Em nota, o Itamaraty classificou o ataque como mais um exemplo das "reiteradas e inaceitáveis" violações ao cessar-fogo anunciado em 16 de abril entre Israel e Líbano. O governo brasileiro destacou que essas violações já resultaram na morte de dezenas de civis libaneses, incluindo mulheres e crianças, além de uma jornalista e de dois integrantes franceses da Força Interina das Nações Unidas no Líbano (UNIFIL). Segundo a rede Al Jazeera, ao menos 40 pessoas foram mortas por ataques israelenses desde o início da trégua. O Brasil também condenou as demolições sistemáticas de residências e estruturas civis no sul do Líbano e o deslocamento forçado de mais de um milhão de libaneses.
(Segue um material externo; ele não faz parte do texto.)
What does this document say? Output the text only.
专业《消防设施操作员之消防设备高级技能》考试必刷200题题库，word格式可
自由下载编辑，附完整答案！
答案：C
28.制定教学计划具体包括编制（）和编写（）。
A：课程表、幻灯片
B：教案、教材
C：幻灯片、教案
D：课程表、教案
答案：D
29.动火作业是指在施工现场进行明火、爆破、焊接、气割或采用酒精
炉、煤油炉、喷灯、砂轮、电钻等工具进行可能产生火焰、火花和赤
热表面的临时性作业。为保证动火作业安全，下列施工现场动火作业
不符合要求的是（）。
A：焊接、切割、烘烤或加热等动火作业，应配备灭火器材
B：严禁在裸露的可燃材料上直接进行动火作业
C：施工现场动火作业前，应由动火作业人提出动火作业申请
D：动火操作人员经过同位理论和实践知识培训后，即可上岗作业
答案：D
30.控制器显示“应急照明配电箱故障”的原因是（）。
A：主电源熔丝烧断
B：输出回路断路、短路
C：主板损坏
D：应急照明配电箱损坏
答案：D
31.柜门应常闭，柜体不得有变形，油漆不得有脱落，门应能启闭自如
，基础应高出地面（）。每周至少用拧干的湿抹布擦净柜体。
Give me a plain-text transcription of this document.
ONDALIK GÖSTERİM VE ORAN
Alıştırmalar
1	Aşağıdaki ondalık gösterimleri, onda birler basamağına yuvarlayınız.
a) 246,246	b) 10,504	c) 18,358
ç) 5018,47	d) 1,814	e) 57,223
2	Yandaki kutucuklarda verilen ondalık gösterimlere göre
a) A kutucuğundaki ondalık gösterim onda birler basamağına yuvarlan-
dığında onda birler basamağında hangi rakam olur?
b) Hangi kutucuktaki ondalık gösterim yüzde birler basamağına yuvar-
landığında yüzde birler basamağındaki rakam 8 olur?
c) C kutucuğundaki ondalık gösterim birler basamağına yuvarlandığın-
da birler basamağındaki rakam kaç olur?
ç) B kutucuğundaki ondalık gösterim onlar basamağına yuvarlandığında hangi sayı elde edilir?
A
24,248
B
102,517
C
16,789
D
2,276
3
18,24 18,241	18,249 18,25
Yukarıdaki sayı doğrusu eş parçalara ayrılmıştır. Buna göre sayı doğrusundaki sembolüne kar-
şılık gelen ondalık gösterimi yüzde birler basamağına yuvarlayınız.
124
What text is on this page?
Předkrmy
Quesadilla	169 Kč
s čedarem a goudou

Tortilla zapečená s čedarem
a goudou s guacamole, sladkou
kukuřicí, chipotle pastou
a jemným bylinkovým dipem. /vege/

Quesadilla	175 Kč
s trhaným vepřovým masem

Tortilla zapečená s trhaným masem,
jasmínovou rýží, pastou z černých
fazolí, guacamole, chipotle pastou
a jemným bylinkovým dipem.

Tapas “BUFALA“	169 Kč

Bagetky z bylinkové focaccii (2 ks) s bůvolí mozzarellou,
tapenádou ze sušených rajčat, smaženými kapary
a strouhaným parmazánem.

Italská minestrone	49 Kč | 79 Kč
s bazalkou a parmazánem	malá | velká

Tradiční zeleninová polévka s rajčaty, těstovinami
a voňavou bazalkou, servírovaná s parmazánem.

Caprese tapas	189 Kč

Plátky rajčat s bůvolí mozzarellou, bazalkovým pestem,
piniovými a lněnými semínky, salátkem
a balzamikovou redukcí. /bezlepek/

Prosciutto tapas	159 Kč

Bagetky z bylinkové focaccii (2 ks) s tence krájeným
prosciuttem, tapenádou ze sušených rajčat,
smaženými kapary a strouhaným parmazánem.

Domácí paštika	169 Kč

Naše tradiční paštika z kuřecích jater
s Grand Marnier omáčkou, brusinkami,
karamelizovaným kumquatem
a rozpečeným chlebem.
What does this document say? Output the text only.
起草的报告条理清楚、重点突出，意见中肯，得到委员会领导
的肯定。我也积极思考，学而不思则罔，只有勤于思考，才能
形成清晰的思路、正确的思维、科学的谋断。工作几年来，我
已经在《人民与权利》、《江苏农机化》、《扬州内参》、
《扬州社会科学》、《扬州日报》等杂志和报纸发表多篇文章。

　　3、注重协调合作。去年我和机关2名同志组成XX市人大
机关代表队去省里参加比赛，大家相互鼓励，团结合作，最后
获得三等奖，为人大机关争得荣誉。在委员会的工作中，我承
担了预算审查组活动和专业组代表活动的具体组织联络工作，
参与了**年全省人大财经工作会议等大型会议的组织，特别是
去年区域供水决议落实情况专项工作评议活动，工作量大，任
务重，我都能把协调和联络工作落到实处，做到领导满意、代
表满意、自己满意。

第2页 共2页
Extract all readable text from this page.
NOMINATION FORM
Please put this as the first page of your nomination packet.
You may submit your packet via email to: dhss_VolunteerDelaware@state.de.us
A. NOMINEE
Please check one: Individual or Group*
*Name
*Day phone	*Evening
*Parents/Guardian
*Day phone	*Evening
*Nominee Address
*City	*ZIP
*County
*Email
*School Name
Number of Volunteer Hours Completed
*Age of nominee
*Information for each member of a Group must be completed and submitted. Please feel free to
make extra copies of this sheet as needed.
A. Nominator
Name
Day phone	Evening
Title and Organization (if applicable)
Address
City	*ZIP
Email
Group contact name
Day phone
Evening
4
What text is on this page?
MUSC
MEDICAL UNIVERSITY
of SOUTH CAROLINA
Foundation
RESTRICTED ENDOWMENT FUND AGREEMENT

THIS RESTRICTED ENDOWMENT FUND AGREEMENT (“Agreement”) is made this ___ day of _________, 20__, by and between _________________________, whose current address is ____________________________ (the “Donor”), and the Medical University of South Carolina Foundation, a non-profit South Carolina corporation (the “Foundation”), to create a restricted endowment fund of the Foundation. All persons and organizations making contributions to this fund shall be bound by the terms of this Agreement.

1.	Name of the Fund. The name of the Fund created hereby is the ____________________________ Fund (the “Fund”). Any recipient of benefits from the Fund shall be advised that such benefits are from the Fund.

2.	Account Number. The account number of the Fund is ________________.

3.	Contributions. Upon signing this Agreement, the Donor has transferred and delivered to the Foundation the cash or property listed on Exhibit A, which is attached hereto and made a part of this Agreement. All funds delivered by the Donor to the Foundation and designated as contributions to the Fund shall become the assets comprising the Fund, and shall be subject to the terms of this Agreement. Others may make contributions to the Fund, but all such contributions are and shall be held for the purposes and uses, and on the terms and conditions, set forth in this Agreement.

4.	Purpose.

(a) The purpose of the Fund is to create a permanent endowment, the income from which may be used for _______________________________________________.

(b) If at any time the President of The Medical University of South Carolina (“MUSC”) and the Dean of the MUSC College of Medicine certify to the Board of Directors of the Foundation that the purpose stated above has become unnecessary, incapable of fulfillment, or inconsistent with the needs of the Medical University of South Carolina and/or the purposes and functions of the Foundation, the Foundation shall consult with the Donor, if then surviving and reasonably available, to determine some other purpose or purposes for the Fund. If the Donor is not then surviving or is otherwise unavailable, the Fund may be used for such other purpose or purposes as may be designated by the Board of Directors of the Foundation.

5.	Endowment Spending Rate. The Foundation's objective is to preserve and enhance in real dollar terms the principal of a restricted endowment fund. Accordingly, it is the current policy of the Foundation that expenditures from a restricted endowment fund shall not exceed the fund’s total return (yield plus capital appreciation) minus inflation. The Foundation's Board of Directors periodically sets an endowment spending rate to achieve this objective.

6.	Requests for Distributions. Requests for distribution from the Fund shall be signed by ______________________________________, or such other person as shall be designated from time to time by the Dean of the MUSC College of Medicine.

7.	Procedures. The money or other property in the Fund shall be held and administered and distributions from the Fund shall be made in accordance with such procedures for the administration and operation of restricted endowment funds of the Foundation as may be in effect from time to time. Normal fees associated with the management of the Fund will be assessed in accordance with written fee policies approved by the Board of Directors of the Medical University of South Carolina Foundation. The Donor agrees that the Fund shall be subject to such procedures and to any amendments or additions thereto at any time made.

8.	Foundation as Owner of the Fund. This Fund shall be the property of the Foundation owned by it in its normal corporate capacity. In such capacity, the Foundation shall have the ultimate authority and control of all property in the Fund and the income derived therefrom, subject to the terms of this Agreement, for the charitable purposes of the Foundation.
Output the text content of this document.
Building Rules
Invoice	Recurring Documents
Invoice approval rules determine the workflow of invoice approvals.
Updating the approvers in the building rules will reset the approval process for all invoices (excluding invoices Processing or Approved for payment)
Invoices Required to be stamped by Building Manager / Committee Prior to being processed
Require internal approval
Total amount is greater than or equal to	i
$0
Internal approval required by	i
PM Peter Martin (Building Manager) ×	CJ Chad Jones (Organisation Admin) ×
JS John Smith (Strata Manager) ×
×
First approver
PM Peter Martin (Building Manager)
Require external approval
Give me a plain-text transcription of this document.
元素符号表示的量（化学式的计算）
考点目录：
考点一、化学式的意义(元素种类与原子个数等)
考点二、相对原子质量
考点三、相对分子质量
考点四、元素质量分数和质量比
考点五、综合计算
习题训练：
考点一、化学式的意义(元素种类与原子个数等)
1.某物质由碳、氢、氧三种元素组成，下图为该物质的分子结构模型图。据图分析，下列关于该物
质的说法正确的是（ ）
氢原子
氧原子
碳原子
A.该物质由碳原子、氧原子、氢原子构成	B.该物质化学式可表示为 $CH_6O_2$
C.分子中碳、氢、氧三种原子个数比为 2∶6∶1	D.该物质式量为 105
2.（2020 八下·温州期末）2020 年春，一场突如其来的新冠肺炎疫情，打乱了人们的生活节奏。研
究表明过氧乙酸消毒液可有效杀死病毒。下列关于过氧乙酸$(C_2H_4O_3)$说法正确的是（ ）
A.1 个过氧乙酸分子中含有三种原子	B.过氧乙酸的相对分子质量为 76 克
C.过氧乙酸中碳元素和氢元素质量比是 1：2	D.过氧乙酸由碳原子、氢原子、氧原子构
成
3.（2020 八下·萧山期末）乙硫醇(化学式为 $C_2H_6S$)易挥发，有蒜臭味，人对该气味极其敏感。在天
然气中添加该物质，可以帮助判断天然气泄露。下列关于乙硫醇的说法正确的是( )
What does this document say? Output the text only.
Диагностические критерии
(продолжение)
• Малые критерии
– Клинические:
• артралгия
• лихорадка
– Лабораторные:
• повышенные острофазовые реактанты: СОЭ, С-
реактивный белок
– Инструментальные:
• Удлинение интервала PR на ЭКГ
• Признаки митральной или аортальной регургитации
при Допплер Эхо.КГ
O Itamaraty reiterou a condenação a todos os ataques perpetrados durante a vigência do cessar-fogo, tanto por parte das forças israelenses quanto do Hezbollah, e exortou as partes ao cumprimento integral da Resolução 1701 do Conselho de Segurança das Nações Unidas, que estabelece os termos do cessar-fogo na região desde 2006, incluindo a retirada completa das forças israelenses do território libanês. A ofensiva israelense no Líbano já deixou mais de 2.500 civis mortos desde o início do conflito.